# Joint account



## ronan08 (Apr 7, 2013)

Hi,

I am non eea national and wants to apply a joint bank account with my spanish citizen. Got schengen visa but it was already expired and I am overstayed now. Is it possible to apply a joint acct? Do you know which bank offering or allowing me to open with my partner even though I am unlawful resident here in Spain? Because I need it with my visa application.

Many thanks


----------



## xabiaxica (Jun 23, 2009)

ronan08 said:


> Hi,
> 
> I am non eea national and wants to apply a joint bank account with my spanish citizen. Got schengen visa but it was already expired and I am overstayed now. Is it possible to apply a joint acct? Do you know which bank offering or allowing me to open with my partner even though I am unlawful resident here in Spain? Because I need it with my visa application.
> 
> Many thanks


I don't think that will be exactly simple - if indeed possible

you are officially not a resident - so you could only open a non-resident account & presumably your partner is resident - so would have to have a resident account

I think you might be opening a can of worms..........


----------



## ronan08 (Apr 7, 2013)

She is a spanish citizen and she got an account here. If possible can she request to the bank that they will include my name there since she's my partner only that I am overstayed here in Spain


----------



## xabiaxica (Jun 23, 2009)

ronan08 said:


> She is a spanish citizen and she got an account here. If possible can she request to the bank that they will include my name there since she's my partner only that I am overstayed here in Spain


I don't know - she'll have to ask

afaik you have to be resident & show 'resident' papers in order to have /go on to a resident bank account


I certainly had to!!


----------



## elisa31bcn (Jan 23, 2013)

I think the answer to your question is no. I opened a non-resident account when I arrived, and wanted to put my sister (Spanish citizen) on the account. I was told that it is against
the law to have non-residents and residents on the same account, no exceptions.


----------



## ronan08 (Apr 7, 2013)

elisa31bcn said:


> I think the answer to your question is no. I opened a non-resident account when I arrived, and wanted to put my sister (Spanish citizen) on the account. I was told that it is against
> the law to have non-residents and residents on the same account, no exceptions.

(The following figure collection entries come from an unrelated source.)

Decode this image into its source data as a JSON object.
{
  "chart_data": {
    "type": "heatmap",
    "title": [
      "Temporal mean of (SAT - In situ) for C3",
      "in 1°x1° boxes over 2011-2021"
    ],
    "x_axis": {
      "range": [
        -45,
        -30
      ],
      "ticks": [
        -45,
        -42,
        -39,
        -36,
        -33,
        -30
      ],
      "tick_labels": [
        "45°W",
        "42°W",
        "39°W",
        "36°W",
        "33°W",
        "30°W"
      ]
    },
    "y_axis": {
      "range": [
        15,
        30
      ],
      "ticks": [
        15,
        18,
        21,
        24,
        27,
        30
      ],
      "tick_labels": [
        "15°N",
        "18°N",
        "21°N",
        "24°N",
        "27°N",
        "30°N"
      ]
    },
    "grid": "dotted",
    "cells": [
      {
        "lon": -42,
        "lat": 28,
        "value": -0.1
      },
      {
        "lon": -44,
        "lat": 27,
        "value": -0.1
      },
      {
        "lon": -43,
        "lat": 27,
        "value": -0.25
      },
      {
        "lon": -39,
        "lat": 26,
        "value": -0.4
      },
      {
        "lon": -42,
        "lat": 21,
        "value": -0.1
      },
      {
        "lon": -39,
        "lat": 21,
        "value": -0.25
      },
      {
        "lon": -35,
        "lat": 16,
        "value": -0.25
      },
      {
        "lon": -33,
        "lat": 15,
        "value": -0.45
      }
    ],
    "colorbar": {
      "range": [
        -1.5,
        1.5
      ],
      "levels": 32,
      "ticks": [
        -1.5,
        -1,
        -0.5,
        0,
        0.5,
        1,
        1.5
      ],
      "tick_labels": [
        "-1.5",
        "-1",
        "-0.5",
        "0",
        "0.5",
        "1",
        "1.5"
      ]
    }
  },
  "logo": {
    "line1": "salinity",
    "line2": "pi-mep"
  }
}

Ok thanks. What bank have you open your acct? How much the deduction per month if non resident?


----------



## elisa31bcn (Jan 23, 2013)

La Caixa, and it was around 7 euros a month.


----------



## ronan08 (Apr 7, 2013)

elisa31bcn said:


> La Caixa, and it was around 7 euros a month.


When did you open your acct? Coz they told me it was 30€ a month if non resident.


----------



## xabiaxica (Jun 23, 2009)

ronan08 said:


> When did you open your acct? Coz they told me it was 30€ a month if non resident.


it won't help you anyway - you need a joint account don't you, reading your posts on the UK forum?


----------



## elisa31bcn (Jan 23, 2013)

It was a few years back, but that 30 euro figure sounds like a scam. I have a friend who has a non-resident account at Citibank, 7 euros a month. Look at the website for La Caixa, and there is a non-resident account advertised, 6.25 euros a month...


----------



## ronan08 (Apr 7, 2013)

elisa31bcn said:


> It was a few years back, but that 30 euro figure sounds like a scam. I have a friend who has a non-resident account at Citibank, 7 euros a month. Look at the website for La Caixa, and there is a non-resident account advertised, 6.25 euros a month...


Ok thanks a lot. . I will inquire about this.


----------